De overige klachten betreffende de wijze van uitbetaling van de verkoopopbrengst zijn ongegrond dan wel niet ontvankelijk verklaard. Ten aanzien van de niet ontvankelijk verklaarde klachten heeft het gerechtshof overwogen dat de klachten in de kern telkens dezelfde inhoud en strekking hebben als de eerste klacht. Omdat het strafrechtelijke beginsel “ne bis in idem”, inhoudende dat niemand mag worden berecht of bestraft voor hetzelfde feit waarover reeds bij definitieve einduitspraak is beslist, ook van toepassing is binnen het notariële tuchtrecht, staat dit eraan in de weg dergelijke klachten opnieuw inhoudelijk te behandelen. Deze moeten dan ook telkens kennelijk niet ontvankelijk worden verklaard.
2.7.
Daarbij komt dat voor aanvang van de klachttermijn van drie jaar als bedoeld in artikel 99, lid 15, Wna doorslaggevend is op welk moment klager van het handelen of nalaten van de notaris kennis heeft genomen en niet op welk moment hij tot de conclusie is gekomen dat dit handelen of nalaten onjuist is. Volledigheidshalve wordt vermeld dat de klachttermijn een zogenoemde vervaltermijn is, zodat stuiting van de termijn – anders dan in het geval van een verjaringstermijn – niet mogelijk is.
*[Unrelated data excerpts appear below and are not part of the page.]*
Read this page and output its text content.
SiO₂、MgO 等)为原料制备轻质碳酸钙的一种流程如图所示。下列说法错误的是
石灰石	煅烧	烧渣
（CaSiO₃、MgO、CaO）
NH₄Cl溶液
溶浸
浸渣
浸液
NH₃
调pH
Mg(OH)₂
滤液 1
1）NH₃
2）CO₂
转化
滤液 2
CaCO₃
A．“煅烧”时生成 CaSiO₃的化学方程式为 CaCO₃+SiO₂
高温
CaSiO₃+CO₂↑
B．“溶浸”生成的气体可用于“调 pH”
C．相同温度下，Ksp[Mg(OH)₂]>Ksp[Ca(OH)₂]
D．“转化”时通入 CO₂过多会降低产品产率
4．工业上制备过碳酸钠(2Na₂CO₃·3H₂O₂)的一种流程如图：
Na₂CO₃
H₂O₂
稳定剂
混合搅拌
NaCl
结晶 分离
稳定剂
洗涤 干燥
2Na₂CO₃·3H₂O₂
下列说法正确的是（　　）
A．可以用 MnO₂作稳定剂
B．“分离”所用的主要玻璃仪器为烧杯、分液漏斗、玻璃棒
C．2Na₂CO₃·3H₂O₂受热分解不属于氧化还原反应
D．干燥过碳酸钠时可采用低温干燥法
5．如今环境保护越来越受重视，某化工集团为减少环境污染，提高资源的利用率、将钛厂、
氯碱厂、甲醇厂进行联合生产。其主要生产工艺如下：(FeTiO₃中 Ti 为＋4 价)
Klager heeft niet betwist dat hij in ieder geval vanaf 23 juli 2009 op de hoogte is van de wijze waarop de notaris de verkoopopbrengst heeft uitbetaald. Hoe zeer het ook te betreuren valt dat klager ernstig is teleurgesteld in de handelwijze van de notaris, het verstrijken van genoemde termijn betekent dat klachten die hij na 23 juli 2012 tegen de notaris heeft ingediend dan wel zal indienen betreffende de wijze van uitbetaling van de verkoopopbrengst van genoemde woning, telkens (ook) kennelijk niet ontvankelijk zullen worden verklaard in verband met het verstrijken van de termijn van drie jaar.

3.De beslissing

de kamer voor het notariaat:
verklaart het verzet ongegrond.
Deze beslissing is gegeven door mr. C.M. Wiertz-Wezenbeek, voorzitter, mr. H.G. Robers, mr. J.L.G.M. Mertens, mr. L.J.M. Teunissen, leden, en mr. R.J.M.G. Oostveen, plaatsvervangend lid, en uitgesproken ter openbare zitting van 18 maart 2013 in aanwezigheid van de secretaris.